Bagi Uhaib, praktik ini memperlihatkan pola politik transaksional yang menguat dalam kabinet. “Justru yang terjadi adalah pola-pola hubungan patronase politik atau politik tukar tambah yang saling menguntungkan dalam mesin struktur kekuasaan," jelasnya.
"Pembusukan kekuasaan atau pemerintah dengan menempatkan orang-orang yang tidak memiliki kapasitas dan kompetensi akan melahirkan pembusukan pemerintah dan menciptakan parasit kekuasaan yang tidak sehat,” tegas doktor politik jebolan Universitas Brawijaya ini.
Ia juga mempertanyakan kapasitas Mukhtarudin untuk memberi perlindungan nyata bagi pekerja migran.
“Apakah Mukhtarudin itu memiliki kapasitas dan kompetensi dalam urusan ketenagakerjaan ini? Sekali lagi saya tegaskan bahwa penunjukan Mukhtarudin sebagai menteri oleh Presiden Prabowo Subianto adalah politik transaksional atau politik tukar tambah untuk menstabilkan pemerintah di tengah turbulensi politik,” ujarnya.

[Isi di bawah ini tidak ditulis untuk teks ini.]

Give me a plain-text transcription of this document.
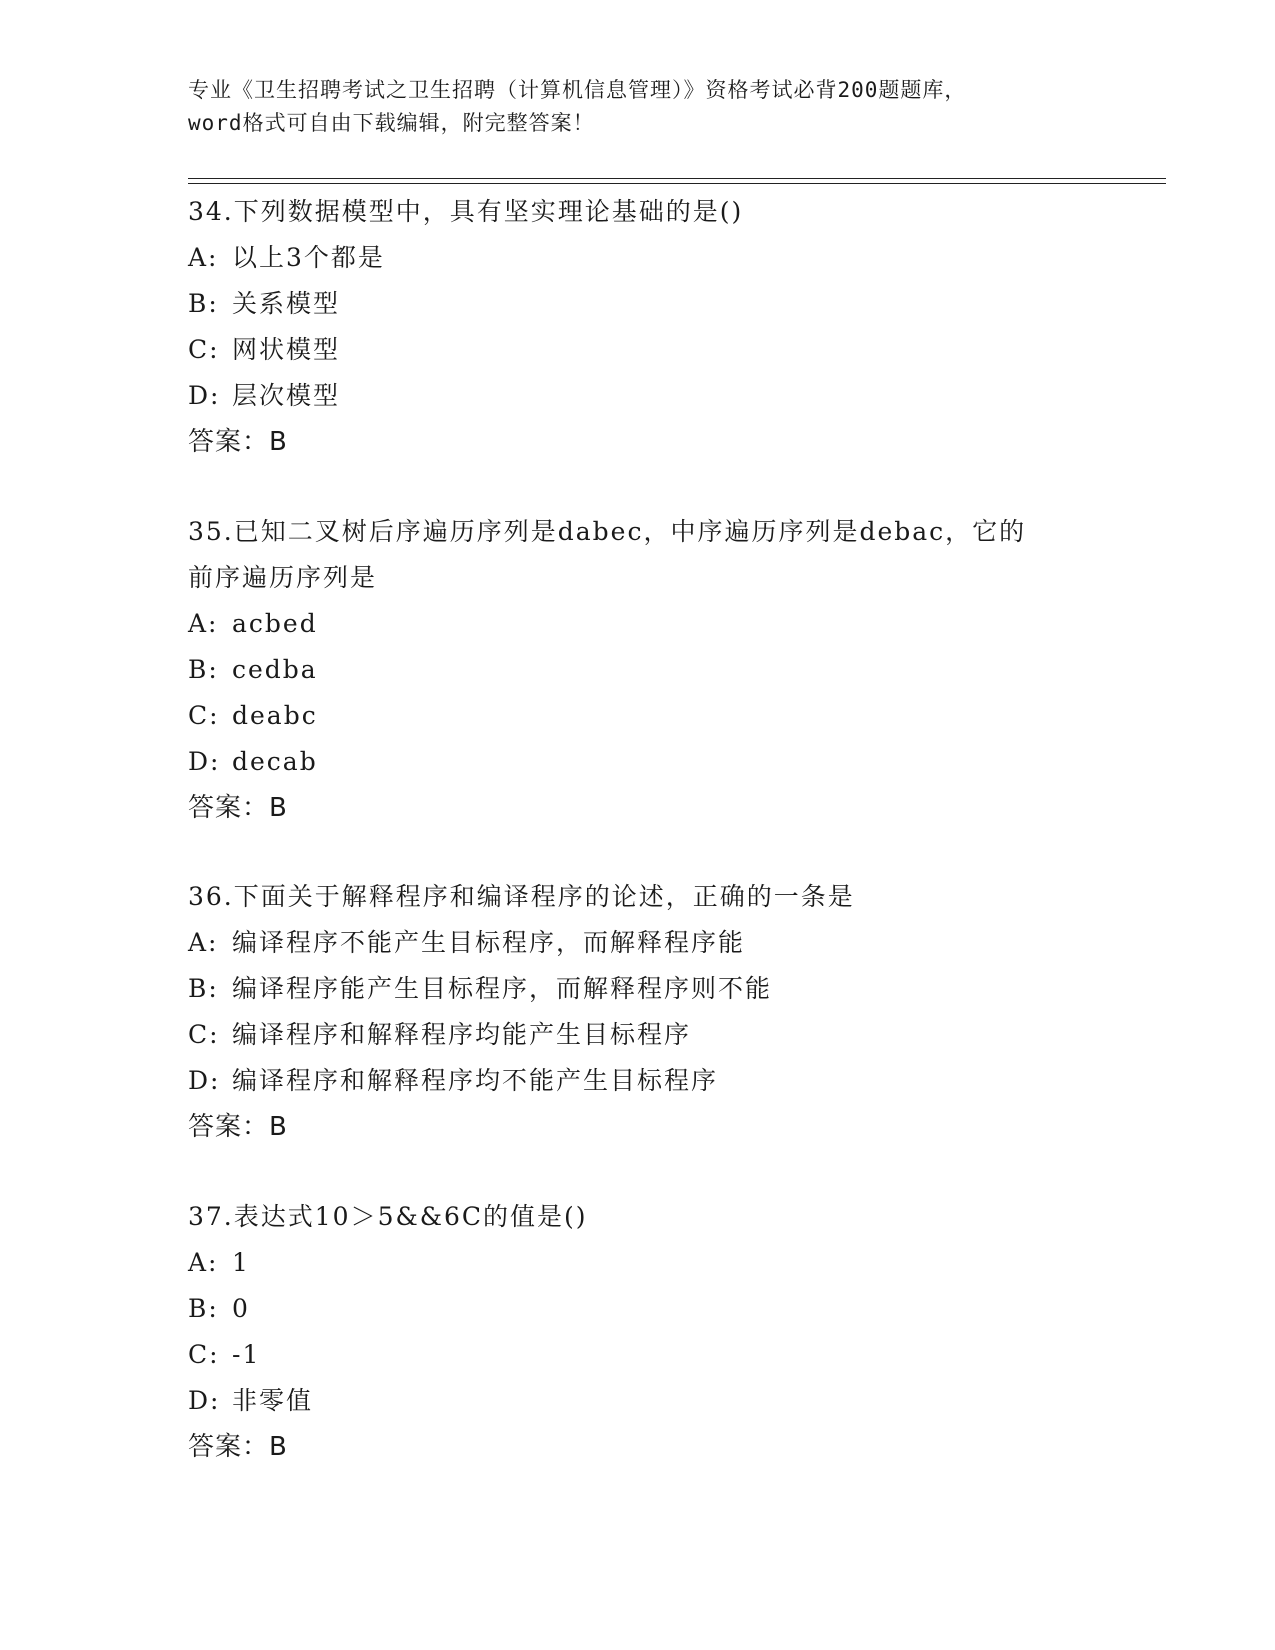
专业《卫生招聘考试之卫生招聘（计算机信息管理）》资格考试必背200题题库，
word格式可自由下载编辑，附完整答案！
34.下列数据模型中，具有坚实理论基础的是()
A: 以上3个都是
B: 关系模型
C: 网状模型
D: 层次模型
答案：B
35.已知二叉树后序遍历序列是dabec，中序遍历序列是debac，它的
前序遍历序列是
A: acbed
B: cedba
C: deabc
D: decab
答案：B
36.下面关于解释程序和编译程序的论述，正确的一条是
A: 编译程序不能产生目标程序，而解释程序能
B: 编译程序能产生目标程序，而解释程序则不能
C: 编译程序和解释程序均能产生目标程序
D: 编译程序和解释程序均不能产生目标程序
答案：B
37.表达式10＞5&&6C的值是()
A: 1
B: 0
C: -1
D: 非零值
答案：B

Uhaib menambahkan perlindungan bagi pekerja migran selama ini jauh dari memadai.
“Selama ini keberadaan para TKI/TKW diposisikan sebagai pahlawan devisa bagi negara, tetapi tidak sebanding dengan kebijakan negara yang mereka terima. Konyol, sering terjadi perlakuan pemerasan dan intimidasi terhadap para TKI/TKW di bandara saat tiba di tanah air,” katanya.
Ia menegaskan, tantangan utama Mukhtarudin bukan hanya soal manajemen birokrasi, tetapi political will untuk benar-benar berpihak pada buruh migran.
“Pertanyaan kritis adalah apakah Mukhtarudin sebagai Menteri Perlindungan Pekerja Migran Indonesia bisa memberikan kebijakan yang menguntungkan para TKI/TKW, atau sekadar menguntungkan agen-agen pengerah tenaga yang berwatak oligarki predatoris. Atau merepresentasikan bentuk perbudakan modern atas nama pahlawan devisa negara,” tutupnya.
Mukhtarudin resmi dilantik Presiden Prabowo Subianto sebagai Menteri Perlindungan Pekerja Migran Indonesia pada 8 September 2025.
Politikus Golkar ini sebelumnya tiga periode duduk di DPR. Ia terakhir menjabat Sekretaris Fraksi sekaligus anggota Komisi XII, bukan komisi yang membidangi ketenagakerjaan.
Sebelum masuk politik, Mukhtarudin berkarier sebagai pegawai negeri di Departemen Tenaga Kerja. Namun, rekam jejak legislatifnya tidak menunjukkan pengalaman khusus dalam isu perlindungan pekerja migran.
Ketua Umum Golkar, Bahlil Lahadalia, mengakui partainya merekomendasikan nama Mukhtarudin ke Presiden. Meski begitu, Golkar membantah tudingan bahwa penunjukan ini hanya bagian dari “tukar kursi” politik.